That'd be a $42 BILLION liability, not $42, otherwise I'd offer to pay it myself.
"... to knock down Illinois’ $42 pension liability 11 years earlier than scheduled."
Wouldn't that be nice! Thanks for the catch. I blame tired eyes.
Another TYPO ALERT:
{Harmon said this deal would only go into the state's five pension systems and would not include a “pension holiday.” Instead, he said it would ease the budget deficit. “It’s less money we don’t have.” He also said it would result in a $55 savings over the life of the bond issuance and allow a more manageable and regular payment schedule through 2038.}
A $55 savings over the life of the bond issuance? There would not be much of a discount provided under this scheme.
Also; someone needs to call out Senator Harmon on the absence of a "Pension Holiday" in this scheme. If I understand this correctly (always a dangerous assumption, exposing me to wide public ridicule) this scenario would not mean the full "holiday" but based on the gamble taken under this scheme, they would take the afternoon off ($500 million) and go play golf.
The whole premise of this gambling scheme seems designed to take the half day off, so that they can skip the $500 million and spend it somewhere else in the GRF.
How about doing something novel, and floating the pension bond AND MAKING THE FULL SCHEDULED PAYMENT, applying the contributions that might otherwise be avoided through the discount directly to the pension funds proportionately based on their current levels of under-funding, in order to accelerate the return to appropriate funding levels.
Then with respect to the GRF, simply cut expenses by $500 million in order to be able to meet the obligations to which you have allegedly committed yourselve's.
They could start by dramatically reducing, or eliminating entirely; reimbursement for travel expenses for all state employees between Chicago and Springfield, starting at the top.
Through the use of video conferencing, and other telecommuting methods, they could also dramatically reduce fuel consumption by state employees, the cost of which has risen faster than that of health care.
How about introducing the concept of job sharing, where two employees take on the position of one. Many people are looking for opportunities for additional income that also provides flexibilty of scheduling, and many can assume these positions that do not want or need health care or pension benefits as well, which would further reduce personnel costs.
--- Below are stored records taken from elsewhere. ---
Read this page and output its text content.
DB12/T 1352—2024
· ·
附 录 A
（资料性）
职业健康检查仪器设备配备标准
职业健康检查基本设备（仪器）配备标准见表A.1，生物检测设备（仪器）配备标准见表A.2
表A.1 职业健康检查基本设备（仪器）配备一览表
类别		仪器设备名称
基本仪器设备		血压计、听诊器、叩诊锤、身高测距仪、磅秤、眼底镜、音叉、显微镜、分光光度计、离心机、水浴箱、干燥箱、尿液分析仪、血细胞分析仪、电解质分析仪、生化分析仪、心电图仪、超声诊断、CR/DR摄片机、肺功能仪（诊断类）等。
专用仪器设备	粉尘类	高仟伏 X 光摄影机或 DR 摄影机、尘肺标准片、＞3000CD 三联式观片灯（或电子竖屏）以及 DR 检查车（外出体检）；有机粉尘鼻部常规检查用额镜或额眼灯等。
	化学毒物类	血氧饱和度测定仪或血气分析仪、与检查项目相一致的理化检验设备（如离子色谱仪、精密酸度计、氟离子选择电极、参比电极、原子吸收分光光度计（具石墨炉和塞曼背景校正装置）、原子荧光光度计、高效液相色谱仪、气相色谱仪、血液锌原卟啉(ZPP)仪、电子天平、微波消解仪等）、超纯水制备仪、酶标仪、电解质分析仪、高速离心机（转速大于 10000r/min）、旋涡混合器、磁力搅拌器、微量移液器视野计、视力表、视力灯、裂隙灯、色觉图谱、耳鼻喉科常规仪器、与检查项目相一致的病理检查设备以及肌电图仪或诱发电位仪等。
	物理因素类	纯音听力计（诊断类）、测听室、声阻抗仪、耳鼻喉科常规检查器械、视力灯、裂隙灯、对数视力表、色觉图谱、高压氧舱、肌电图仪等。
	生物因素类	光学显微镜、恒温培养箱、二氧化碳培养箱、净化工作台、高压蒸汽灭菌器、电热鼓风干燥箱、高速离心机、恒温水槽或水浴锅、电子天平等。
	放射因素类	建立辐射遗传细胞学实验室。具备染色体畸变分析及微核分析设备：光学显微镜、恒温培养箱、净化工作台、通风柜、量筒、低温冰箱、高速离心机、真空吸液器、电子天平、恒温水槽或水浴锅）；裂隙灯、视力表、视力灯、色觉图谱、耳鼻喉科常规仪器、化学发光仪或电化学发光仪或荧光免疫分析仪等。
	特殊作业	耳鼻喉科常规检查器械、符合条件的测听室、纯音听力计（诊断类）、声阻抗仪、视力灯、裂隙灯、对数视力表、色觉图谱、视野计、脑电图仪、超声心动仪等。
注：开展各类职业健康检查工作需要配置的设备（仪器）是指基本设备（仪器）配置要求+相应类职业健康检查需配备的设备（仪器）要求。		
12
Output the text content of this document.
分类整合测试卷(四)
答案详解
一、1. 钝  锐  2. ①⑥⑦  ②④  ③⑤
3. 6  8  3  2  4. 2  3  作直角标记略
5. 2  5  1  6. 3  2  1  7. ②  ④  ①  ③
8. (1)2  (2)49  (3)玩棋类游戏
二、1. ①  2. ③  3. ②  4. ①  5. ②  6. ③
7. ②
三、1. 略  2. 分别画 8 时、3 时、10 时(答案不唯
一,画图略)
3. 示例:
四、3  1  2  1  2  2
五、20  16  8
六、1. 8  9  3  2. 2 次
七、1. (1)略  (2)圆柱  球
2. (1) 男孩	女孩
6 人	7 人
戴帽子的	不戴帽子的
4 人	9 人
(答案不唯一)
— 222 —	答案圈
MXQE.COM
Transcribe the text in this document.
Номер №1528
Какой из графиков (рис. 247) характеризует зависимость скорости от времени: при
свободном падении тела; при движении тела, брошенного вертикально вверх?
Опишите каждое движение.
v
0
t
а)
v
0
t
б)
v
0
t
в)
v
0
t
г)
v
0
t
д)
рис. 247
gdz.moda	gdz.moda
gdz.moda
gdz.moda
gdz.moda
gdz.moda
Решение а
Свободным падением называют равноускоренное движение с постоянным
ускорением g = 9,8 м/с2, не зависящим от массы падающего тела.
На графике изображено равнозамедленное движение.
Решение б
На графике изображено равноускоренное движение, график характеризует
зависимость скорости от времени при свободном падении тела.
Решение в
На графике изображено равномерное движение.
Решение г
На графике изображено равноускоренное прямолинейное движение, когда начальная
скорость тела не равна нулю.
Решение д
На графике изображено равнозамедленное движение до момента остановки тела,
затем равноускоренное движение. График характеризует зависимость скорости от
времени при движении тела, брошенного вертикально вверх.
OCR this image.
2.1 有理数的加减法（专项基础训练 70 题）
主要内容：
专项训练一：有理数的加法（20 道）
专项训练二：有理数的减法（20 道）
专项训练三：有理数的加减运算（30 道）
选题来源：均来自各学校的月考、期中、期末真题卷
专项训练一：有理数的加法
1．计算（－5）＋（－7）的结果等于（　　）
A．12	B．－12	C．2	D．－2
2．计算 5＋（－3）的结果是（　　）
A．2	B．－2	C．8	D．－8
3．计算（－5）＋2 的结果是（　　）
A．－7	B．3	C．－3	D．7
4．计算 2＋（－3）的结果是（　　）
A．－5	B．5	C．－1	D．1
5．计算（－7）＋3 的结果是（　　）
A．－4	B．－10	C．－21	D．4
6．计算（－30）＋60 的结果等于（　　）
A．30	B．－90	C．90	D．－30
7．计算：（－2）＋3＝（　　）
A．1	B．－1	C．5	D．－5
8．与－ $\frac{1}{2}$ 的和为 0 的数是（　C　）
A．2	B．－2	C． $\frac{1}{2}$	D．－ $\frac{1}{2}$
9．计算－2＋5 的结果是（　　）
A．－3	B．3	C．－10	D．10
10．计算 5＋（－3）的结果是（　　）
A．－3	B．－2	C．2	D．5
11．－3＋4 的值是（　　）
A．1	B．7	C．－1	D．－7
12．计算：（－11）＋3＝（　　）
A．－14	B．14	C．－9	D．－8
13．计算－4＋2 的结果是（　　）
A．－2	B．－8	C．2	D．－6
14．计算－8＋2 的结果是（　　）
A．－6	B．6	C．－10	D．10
How about reducing or eliminating legislative staff members by consolidating functions in one location through the use of technology. Why do legislators need a secretary both in Springfield, and in a District office? Can't one person schedule appointments for them in a central location? Wouldn't it be cheaper to have an 800 number than 2 secretarial positions? How about having all constituent service correspondence eminating from Springfield rather than locally, taking advantage of the available wage and cost differentials based on geography?
How about the state substantially eliminating the use of land line telephones in all facets of operations, making the most and best use of cellular technology?
How about requiring the use of electronic mediums to reduce or eliminate the cost of paper, printing and postage and requiring citizens to pay for the cost of any publications or materials they requet in a printed format?
Call me crazy, but it seems to me that that there plenty of ways to re-invent government in Illinois to make it far more flexible and efficient, and less expensive to operate. All that is necessary is some vision and the fortitude to embrace change and reject the concept that "this is the way it has always been done".
The easiest reason to support this change, is that we can simply no longer afford to operate this way.